Running main() from gtest_main.cc
[==========] Running 2 tests from 2 test cases.
[----------] Global test environment set-up.
[----------] 1 test from CoutTests
[ RUN      ] CoutTests.Simple
Hello world
msg2
[       OK ] CoutTests.Simple (0 ms)
[----------] 1 test from CoutTests (0 ms total)

[----------] 1 test from VarInits
[ RUN      ] VarInits.Simple
[       OK ] VarInits.Simple (0 ms)
[----------] 1 test from VarInits (0 ms total)

[----------] Global test environment tear-down
[==========] 2 tests from 2 test cases ran. (1 ms total)
[  PASSED  ] 2 tests.
        0.00 real         0.00 user         0.00 sys
tst Sun Feb 15 14:28:25 CET 2015

        1.79 real         1.40 user         0.20 sys

It's a little verbose; I'll probably tighten it up a bit.  Note that it takes almost 2 seconds, most of which is in the build step.  That's on a second generation Macbook Air.  I miss the sub-second cycle time of Clojure Midje and Ruby autotest, but oh well.

By the way, if you download the project from GitHub, you will note that there is no CMakeLists.txt file, and you'll wonder how it can be using cmake.  Just follow the readme instructions and run the ./rebuild.sh script.  That script creates the CMakeLists.txt file.  (It seemed like a good idea at the time...)

Friday, February 13, 2015

Go To Not So Harmful After All

As one who lived through the final throes "Go To Statement Considered Harmful" debate (I still feel like I need a shower on the rare occasions that I use goto), I find "An Empirical Study of goto in C Code" interesting.

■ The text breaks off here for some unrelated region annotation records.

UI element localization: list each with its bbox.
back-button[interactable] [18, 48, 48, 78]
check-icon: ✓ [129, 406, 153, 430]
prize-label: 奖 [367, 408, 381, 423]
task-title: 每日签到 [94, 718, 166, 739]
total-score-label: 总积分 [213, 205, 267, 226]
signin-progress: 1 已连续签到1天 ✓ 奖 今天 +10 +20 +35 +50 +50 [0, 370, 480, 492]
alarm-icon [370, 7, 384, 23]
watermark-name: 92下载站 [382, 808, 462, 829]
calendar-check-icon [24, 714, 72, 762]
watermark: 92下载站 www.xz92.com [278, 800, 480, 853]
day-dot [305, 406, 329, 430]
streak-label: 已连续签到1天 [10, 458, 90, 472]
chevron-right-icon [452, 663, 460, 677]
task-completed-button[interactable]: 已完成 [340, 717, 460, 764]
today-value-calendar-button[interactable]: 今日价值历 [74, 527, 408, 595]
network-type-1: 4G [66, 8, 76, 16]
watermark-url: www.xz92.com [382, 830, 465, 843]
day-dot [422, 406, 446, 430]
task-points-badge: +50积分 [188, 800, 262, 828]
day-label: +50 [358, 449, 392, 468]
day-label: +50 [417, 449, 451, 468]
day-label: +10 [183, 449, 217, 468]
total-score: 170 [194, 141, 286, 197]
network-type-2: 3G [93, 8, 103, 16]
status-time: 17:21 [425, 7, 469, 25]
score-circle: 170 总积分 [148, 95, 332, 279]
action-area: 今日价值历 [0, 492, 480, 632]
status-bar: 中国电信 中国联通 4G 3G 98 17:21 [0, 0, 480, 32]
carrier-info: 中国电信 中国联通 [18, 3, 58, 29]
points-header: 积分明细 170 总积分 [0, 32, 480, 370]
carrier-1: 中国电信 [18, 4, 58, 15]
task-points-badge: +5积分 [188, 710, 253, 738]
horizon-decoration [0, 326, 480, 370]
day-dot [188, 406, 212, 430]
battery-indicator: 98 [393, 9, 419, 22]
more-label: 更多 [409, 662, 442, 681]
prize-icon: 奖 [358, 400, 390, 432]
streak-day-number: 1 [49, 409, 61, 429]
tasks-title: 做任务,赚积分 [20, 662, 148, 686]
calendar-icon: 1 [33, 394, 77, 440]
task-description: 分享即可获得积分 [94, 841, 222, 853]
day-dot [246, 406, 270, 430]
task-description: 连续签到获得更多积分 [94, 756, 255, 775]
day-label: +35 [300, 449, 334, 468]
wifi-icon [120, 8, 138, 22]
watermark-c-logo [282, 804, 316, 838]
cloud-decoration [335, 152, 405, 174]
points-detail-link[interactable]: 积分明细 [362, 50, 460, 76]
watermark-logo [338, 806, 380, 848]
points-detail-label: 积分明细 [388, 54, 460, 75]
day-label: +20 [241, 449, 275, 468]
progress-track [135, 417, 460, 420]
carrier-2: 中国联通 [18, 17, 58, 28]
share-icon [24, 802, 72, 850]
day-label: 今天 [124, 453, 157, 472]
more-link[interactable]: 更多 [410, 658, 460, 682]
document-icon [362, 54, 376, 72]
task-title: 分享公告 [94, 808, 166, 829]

(Credit to slashdot for the find.)

 

Edit: just stumbled on https://koblents.com/Ches/Links/Month-Mar-2013/20-Using-Goto-in-Linux-Kernel-Code/

I've been skimming some Linux kernel code, and I'm not sure they got it right, but I tend to agree in principle that gotos can make code more readable and maintainable, especially for languages that don't support exceptions.

Wednesday, February 11, 2015

How to improve your digital audio?

Have an extra $2194 and would prefer to give it to greedy liars instead of worthy charities?  Then buy yourself one of these 10-foot Ethernet cables.  According to the description:
Even finest high-purity metals have imperfections and grain structure, which due to the direction of casting and drawing become non-symmetrical structures without the conductor. In ways which are not fully understood, both analog and digital audio performance is significantly affected by these non-linearities.
Oh, I fully understand it.  Gullible people can be talked into anything.